Bis in die Barockzeit hinein war es üblich gewesen, am 17. Januar zu Antoniuskirchen zu wallfahrten, um in der Messe Schweineschmalz, Schweinsköpfe, Haxen und Ohren, ja ganze Spanferkel als Gaben darzubringen.
In die kultische Verehrung der Sau schwang über viele Jahrhunderte stets etwas archaisch Dunkles mithinein, glaubte man doch, dass, in ein in dreckiger Erde wühlendes Schwein, auch böse Geister und Krankheiten gebannt werden konnten. Antonius, den immer wieder Dämonen heimsuchten, um ihn von seinem Leben in mönchischer Askese abzubringen, war wohl für diese frühen Vorstellungen von Infektiologie und Immunologie die ideale Identifikationsfigur. Und so konnte es fast nicht ausbleiben, dass er im frühen Mittelalter als seine Verehrung einsetzte, bei Pest und ansteckenden Krankheiten angerufen wurde.

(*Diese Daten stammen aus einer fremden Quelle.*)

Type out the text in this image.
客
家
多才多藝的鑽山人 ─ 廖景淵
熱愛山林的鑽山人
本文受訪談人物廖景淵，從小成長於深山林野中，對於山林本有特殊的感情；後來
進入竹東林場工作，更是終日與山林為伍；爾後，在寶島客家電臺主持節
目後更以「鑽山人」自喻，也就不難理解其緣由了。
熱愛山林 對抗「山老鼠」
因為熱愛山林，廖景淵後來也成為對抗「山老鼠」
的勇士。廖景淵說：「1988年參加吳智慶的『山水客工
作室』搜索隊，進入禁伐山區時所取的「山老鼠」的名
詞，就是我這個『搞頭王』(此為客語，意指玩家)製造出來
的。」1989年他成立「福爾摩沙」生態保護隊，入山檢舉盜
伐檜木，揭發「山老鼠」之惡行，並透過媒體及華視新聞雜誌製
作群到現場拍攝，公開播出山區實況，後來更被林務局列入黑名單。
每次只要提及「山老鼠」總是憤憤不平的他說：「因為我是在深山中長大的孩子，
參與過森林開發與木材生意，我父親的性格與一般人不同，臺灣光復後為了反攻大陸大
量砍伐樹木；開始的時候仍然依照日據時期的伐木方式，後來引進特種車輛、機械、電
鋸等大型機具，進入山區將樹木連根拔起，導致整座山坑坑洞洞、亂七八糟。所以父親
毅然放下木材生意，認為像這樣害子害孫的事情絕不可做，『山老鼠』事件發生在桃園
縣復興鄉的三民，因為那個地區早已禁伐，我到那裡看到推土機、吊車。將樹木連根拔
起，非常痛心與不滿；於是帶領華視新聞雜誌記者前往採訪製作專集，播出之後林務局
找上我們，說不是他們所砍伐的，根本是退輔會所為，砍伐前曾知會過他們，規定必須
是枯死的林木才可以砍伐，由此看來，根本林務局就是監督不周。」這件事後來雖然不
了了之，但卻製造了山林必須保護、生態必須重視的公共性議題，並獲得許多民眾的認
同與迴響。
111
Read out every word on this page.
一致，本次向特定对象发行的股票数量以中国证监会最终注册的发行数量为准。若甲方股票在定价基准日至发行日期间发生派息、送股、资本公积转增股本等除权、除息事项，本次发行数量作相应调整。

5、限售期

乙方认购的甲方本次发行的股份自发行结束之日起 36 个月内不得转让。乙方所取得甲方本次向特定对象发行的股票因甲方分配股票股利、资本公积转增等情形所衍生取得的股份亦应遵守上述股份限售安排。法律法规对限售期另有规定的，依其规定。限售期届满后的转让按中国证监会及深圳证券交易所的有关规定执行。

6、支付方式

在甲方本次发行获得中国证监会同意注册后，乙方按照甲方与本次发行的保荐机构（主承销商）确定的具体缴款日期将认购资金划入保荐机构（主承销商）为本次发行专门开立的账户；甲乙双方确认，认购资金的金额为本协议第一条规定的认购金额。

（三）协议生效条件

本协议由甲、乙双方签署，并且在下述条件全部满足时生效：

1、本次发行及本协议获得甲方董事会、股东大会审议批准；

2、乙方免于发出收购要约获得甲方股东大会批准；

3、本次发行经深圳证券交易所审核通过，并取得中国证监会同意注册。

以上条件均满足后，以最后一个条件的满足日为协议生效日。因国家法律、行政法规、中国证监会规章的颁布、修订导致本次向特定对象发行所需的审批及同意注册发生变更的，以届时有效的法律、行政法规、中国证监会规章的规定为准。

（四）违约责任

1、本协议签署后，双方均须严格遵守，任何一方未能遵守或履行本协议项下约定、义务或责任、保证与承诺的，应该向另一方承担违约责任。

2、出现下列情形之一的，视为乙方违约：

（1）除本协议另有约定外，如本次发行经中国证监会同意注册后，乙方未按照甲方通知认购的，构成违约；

Schier grenzenlos wurde die Popularität Antonius des Großen, als ein junger Mann aus französischem Adel nach dem Besuch des Antoniusgrabes von seiner unheilbaren Vergiftung mit Mutterkorn geheilt worden war. Fortan trug die Krankheit den Namen „Antoniusfeuer“ – heute noch nennt man den Rotlauf im Anfangsstadium bei Schweinen so. Der Mutterkornbrand hatte Mensch und Schwein in ganz Europa in seiner Gewalt, dazu kamen die Pest und regelmäßige Choleraepidemien. 1095 wurde deshalb der Pflegeorden der Antoniter gegründet. Innerhalb nur weniger Jahre eröffneten Hunderte von Antoniushäusern, in denen am Antoniusfeuer erkrankte gepflegt und medizinisch versorgt wurden. Ihnen verabreichte man zur Heilung Antoniuswein und das gleichnamige Wasser. Bis heute hat sich der Brauch gehalten, am 17. Januar Antoniuswasser zu segnen und damit die Haustiere zu tränken. Besonders lindernd war der Antoniusbalsam, dessen Rezeptur man auf dem berühmten Isenheimer Altar im ehemaligen Antoniterkloster entdecken kann. Das Tafelbild von St. Antons Besuch beim Eremiten Paulus zeigt 14 mittlerweile identifizierte Heilpflanzen, die für Tinkturen und Salben zur Behandlung des Antoniusfeuers verwendet wurden. Zum Unterhalt der Hospitäler und Klöster erlaubte man den Antonitern außerdem, ihr Borstenvieh öffentlich auf Straßen und Plätzen weiden zu lassen, denn für die in Anspruch genommenen Dienste hatten die Gesundeten ihre Krankenpfleger mit Muttersauen und Ferkeln entlohnt, den sogenannten Antoniusschweinen, in München liebevoll als Rennsäue tituliert.
Sie trugen das sogenannte Tau als Brandzeichen und ein bis zwei Glöckchen an den Ohren, um vor Ansteckung zu warnen; am Antoniustag mussten sie ihr Leben lassen – der 17. Januar ist auch heute noch der erste große Schweineschlachttag im neuen Jahr.
Das Antoniusfeuer, die Antoniter, die Rennsäue – sie alle sind seit Jahrhunderten Vergangenheit. Geblieben ist ein Heiliger, der vom intellektuellen Gelehrten und Gründer des christlichen Mönchtums zum Schutzpatron des Schweins, der Metzger, der Saubauern und der Haustiere wurde – in Altbayern liebevoll bekannt als „Facketoni“.